### The Math of Khan

30Nov12

I have been following some of the material produced by Khan Academy, in particular their recent and awesome software environment. They started producing Python tutorial videos back in 2011, but earlier this year they made a dramatic switch to a JavaScript dialect and an in-browser graphical immediate interpreter. That is to say, if you write some code that draws a circle you’ll see the circle immediately, and if you change the “100” in your code to “20” you’ll immediately see the circle shrink.

This is indeed dramatic! Pedagogically, one of the most important things that beginners need to accustom themselves to, in order to create complex programs, is to test their code early and test their code often. This prevents complex untraceable bugs and instead lets you focus on fixing one problem at a time. You literally can’t test more often than testing every instant and so the Khan Academy environment really helps the users get in the right groove.

This style of IDE was recently (re)-popularized in the talk “Inventing on Principle’ by Bret Victor:

Below, John Resig discusses the challenges he faced when trying to actually implement this for Khan Academy:

Only recently did I really get my hands dirty in becoming a user of the Khan Academy programming interface. Specifically, a challenge was issued to use the platform to visualize why, when taking samples $X_1, X_2, ..., X_n$ from a population, the computed variance of the subpopulation

$\displaystyle \sum_{i=1}^n (X_i-\mu)^2/n$

is not a good estimate for the variance of the original population, but rather that one should use

$\displaystyle \sum_{i=1}^n (X_i-\mu)^2/(n-1)$

Why is there an n-1 instead of an n? In high school I remember wondering the exact same thing and so this seemed like a worthwhile endeavor to me, and I produced a short slideshow/visualization to explain and prove the accuracy of this formula. Go check it out and see computational ichthyology in all its glory.

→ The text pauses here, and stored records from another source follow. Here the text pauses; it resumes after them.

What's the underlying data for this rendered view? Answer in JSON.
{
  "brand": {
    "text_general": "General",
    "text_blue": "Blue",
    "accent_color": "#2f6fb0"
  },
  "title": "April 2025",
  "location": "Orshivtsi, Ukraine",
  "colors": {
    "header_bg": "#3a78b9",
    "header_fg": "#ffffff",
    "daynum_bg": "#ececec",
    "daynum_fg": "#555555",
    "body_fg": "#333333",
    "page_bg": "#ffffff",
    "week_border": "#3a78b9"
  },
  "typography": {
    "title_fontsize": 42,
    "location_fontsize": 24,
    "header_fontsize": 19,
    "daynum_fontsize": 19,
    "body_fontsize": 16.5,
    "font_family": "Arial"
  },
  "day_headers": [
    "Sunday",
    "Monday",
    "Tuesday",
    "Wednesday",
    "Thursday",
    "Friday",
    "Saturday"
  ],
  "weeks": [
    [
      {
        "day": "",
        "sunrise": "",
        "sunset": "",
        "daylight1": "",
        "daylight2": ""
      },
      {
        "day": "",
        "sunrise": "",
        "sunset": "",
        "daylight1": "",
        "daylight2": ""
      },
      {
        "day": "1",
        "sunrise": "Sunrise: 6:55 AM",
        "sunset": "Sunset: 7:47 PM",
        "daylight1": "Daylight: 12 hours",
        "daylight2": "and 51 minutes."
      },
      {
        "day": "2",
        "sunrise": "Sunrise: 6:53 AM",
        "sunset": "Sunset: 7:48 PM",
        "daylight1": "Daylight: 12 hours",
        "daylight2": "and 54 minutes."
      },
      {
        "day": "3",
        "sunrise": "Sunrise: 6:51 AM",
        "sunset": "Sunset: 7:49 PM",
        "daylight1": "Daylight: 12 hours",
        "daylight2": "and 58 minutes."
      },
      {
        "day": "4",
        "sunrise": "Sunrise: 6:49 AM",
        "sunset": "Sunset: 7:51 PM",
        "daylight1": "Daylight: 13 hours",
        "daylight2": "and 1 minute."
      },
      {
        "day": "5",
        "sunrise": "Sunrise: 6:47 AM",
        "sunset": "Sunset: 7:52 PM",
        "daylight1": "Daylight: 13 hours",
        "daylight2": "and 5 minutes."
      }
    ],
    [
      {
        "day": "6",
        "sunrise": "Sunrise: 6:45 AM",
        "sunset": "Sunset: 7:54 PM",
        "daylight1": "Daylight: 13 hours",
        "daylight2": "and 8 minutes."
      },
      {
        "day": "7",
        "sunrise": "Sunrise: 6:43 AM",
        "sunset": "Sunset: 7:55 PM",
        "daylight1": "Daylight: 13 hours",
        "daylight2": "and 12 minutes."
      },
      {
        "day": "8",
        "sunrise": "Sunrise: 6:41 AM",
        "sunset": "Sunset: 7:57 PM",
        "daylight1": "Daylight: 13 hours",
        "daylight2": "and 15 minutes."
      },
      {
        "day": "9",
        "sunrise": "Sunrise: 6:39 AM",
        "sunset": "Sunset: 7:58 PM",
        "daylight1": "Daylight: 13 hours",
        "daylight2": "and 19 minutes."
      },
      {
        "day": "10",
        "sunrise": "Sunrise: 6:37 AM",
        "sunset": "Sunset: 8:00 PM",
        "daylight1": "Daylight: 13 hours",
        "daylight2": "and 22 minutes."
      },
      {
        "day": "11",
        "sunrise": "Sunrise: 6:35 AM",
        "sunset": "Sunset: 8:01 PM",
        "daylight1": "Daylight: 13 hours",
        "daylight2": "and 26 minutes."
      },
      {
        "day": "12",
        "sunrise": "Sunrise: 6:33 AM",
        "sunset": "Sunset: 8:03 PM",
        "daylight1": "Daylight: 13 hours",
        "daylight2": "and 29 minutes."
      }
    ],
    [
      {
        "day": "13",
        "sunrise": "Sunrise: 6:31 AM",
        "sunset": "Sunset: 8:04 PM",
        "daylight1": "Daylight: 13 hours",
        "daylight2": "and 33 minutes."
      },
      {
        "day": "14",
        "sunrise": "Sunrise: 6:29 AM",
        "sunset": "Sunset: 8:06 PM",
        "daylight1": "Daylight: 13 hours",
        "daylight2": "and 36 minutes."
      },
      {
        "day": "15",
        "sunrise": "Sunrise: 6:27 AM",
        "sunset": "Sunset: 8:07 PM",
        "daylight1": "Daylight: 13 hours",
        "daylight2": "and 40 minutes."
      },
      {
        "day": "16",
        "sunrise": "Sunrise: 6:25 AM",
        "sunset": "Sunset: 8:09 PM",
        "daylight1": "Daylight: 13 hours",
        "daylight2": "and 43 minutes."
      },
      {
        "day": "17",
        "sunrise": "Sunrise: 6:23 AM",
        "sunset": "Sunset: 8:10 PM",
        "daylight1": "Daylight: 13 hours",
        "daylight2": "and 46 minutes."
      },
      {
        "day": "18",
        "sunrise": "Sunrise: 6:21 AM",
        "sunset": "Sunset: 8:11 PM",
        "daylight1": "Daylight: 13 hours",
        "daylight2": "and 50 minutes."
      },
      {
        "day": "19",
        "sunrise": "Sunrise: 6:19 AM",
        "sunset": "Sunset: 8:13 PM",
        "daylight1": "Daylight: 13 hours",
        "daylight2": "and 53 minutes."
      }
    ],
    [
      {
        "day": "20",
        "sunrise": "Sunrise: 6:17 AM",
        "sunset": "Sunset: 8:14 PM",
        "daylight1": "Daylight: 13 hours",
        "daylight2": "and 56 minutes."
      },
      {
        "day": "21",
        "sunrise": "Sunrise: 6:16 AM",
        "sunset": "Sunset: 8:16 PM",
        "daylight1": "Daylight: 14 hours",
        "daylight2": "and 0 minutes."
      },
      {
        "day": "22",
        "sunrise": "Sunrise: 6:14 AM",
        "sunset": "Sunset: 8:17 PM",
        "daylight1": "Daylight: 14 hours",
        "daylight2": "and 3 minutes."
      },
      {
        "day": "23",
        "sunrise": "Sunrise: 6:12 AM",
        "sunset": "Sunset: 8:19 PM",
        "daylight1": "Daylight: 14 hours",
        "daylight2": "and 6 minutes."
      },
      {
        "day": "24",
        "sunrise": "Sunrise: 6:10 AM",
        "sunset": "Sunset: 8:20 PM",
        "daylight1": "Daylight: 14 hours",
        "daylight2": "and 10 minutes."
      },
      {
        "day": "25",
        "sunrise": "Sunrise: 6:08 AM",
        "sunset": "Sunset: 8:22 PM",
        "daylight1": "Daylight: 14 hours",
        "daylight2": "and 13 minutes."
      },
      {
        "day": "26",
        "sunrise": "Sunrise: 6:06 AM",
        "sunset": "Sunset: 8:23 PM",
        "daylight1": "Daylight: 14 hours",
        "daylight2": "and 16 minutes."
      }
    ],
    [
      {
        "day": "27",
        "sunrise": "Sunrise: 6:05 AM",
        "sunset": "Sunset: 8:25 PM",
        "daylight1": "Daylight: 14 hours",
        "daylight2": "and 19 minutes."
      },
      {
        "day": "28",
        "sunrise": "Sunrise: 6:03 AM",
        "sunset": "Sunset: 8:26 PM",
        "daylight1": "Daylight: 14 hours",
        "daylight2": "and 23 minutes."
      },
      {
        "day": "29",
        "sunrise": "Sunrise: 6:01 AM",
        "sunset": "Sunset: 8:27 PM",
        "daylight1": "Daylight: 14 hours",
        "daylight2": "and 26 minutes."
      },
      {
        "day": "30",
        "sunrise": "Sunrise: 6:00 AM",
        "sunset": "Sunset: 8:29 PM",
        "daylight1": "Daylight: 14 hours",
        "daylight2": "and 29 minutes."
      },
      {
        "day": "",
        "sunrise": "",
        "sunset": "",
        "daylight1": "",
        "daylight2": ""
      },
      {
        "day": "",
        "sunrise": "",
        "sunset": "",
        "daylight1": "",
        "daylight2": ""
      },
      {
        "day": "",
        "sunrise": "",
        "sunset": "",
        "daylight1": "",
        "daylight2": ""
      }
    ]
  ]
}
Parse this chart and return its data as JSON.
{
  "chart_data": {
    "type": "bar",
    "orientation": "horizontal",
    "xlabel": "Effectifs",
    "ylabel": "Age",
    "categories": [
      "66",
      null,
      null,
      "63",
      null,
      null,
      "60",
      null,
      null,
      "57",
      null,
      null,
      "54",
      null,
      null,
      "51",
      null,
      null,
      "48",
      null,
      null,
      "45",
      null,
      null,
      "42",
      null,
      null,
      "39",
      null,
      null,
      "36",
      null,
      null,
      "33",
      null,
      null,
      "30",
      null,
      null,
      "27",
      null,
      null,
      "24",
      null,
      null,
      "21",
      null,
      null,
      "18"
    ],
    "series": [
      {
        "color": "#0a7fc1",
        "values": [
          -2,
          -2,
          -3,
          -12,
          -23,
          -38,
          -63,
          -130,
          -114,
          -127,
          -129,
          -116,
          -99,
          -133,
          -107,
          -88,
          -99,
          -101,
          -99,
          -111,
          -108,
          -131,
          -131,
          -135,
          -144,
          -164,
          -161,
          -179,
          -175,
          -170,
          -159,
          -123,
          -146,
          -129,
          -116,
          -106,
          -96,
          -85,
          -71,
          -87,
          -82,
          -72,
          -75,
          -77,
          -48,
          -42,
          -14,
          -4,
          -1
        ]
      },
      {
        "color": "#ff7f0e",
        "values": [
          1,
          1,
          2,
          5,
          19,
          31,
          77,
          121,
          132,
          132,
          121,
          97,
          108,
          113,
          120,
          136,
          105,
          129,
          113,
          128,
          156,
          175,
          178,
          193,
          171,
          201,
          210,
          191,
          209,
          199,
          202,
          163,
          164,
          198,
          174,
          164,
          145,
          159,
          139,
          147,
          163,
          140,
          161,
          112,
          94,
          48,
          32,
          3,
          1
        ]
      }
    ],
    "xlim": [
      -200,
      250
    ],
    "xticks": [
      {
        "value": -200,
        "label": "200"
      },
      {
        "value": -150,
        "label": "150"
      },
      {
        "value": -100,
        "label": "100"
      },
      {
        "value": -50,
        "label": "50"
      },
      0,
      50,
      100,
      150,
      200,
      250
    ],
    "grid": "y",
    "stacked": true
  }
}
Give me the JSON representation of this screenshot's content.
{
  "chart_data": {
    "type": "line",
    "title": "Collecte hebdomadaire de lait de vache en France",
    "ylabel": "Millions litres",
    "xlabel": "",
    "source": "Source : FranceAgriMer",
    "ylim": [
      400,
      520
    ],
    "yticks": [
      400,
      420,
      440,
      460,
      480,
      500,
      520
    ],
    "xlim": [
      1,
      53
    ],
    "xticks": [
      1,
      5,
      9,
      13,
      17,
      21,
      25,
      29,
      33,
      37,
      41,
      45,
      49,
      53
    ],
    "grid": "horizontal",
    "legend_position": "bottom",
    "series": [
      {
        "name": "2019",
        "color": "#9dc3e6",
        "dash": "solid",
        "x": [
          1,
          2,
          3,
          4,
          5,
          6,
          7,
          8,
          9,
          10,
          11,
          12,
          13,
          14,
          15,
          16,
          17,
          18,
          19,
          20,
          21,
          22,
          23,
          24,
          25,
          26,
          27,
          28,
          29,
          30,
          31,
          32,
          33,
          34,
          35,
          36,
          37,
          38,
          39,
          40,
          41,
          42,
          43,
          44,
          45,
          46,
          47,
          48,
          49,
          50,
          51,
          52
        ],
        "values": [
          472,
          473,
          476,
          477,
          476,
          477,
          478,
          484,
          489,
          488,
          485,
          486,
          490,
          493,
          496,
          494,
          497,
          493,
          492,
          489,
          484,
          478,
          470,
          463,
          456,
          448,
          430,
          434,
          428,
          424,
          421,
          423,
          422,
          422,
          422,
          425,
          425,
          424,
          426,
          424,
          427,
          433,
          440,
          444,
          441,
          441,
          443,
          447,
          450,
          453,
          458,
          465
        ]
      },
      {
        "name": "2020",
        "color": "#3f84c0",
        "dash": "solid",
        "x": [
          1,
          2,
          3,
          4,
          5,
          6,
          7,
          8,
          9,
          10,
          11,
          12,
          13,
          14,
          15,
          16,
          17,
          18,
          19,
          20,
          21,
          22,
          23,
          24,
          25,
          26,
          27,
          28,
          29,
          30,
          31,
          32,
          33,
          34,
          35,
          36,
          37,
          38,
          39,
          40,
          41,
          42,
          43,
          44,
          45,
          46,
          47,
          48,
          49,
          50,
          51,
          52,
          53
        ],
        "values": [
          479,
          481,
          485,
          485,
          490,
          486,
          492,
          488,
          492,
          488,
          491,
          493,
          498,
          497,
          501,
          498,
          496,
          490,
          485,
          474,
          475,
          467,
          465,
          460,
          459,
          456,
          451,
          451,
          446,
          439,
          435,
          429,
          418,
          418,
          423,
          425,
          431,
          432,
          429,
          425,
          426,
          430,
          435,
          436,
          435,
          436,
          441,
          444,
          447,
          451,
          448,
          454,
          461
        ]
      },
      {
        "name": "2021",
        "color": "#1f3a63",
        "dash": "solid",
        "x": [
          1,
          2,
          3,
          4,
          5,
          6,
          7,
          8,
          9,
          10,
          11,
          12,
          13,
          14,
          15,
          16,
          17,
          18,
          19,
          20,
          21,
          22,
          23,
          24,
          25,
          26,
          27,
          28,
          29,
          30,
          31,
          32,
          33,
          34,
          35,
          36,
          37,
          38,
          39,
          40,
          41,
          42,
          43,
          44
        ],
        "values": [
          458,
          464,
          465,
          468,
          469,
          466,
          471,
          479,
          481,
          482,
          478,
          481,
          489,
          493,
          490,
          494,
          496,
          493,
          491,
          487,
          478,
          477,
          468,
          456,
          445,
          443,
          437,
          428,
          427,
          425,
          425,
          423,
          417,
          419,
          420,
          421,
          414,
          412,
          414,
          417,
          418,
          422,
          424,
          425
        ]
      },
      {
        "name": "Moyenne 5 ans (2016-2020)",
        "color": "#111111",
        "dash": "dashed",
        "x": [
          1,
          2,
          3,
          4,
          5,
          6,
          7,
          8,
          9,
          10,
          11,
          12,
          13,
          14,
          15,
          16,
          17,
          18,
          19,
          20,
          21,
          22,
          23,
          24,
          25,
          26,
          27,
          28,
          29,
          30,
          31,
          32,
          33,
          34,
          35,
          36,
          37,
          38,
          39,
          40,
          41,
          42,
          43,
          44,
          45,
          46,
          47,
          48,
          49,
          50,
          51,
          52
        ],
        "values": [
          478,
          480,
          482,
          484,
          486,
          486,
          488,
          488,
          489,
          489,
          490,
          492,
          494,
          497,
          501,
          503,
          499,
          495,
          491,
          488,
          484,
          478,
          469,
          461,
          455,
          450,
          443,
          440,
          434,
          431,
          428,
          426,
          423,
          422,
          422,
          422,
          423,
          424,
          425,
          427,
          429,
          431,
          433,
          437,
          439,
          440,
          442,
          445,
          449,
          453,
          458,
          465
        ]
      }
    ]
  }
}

I enjoyed using the IDE. It was pretty good at managing to correctly recompute everything on the fly, but it did not work all the time and sometime required refreshing the page to work with mouse input, and I guess that the technical hurdles mentioned in John’s talk are relevant. The “semicolon monster” that pops up which gives you human-readable versions of error messages when you have a syntax error was usually helpful but sometimes inconsistent. For example, this code

var z = function() {
for (var i=0; i<5; i++) {var x = i;}
for (var i=0; i<5; i++) {var x = i;}
};

bring up the error message “Did you forget to add a comma between two parameters?” when it’s really some scope malfunction, since changing the second var i to just i changes the error to “x is already defined!” while deleting the first and last line fixes all errors. I can imagine though that as they work the bugs out this will be an extremely fun system for students to use.

Do you think that students can get enough deep learning when everything is output visually? I have a feeling that the answer is yes, at least with some care on the part of the authors. One of the most common parts of my job as an introductory computer science educator is drawing a billion diagrams (recursion trees, object references, program flow and scope). They could certainly incorporate automatic generation of such diagrams into their lessons, much like Philip Guo’s awesome Python visualizer.

There is value in educators and researchers presenting more of their work as part slideshow, part computer program. Why have an infographic when you can have an info-mation?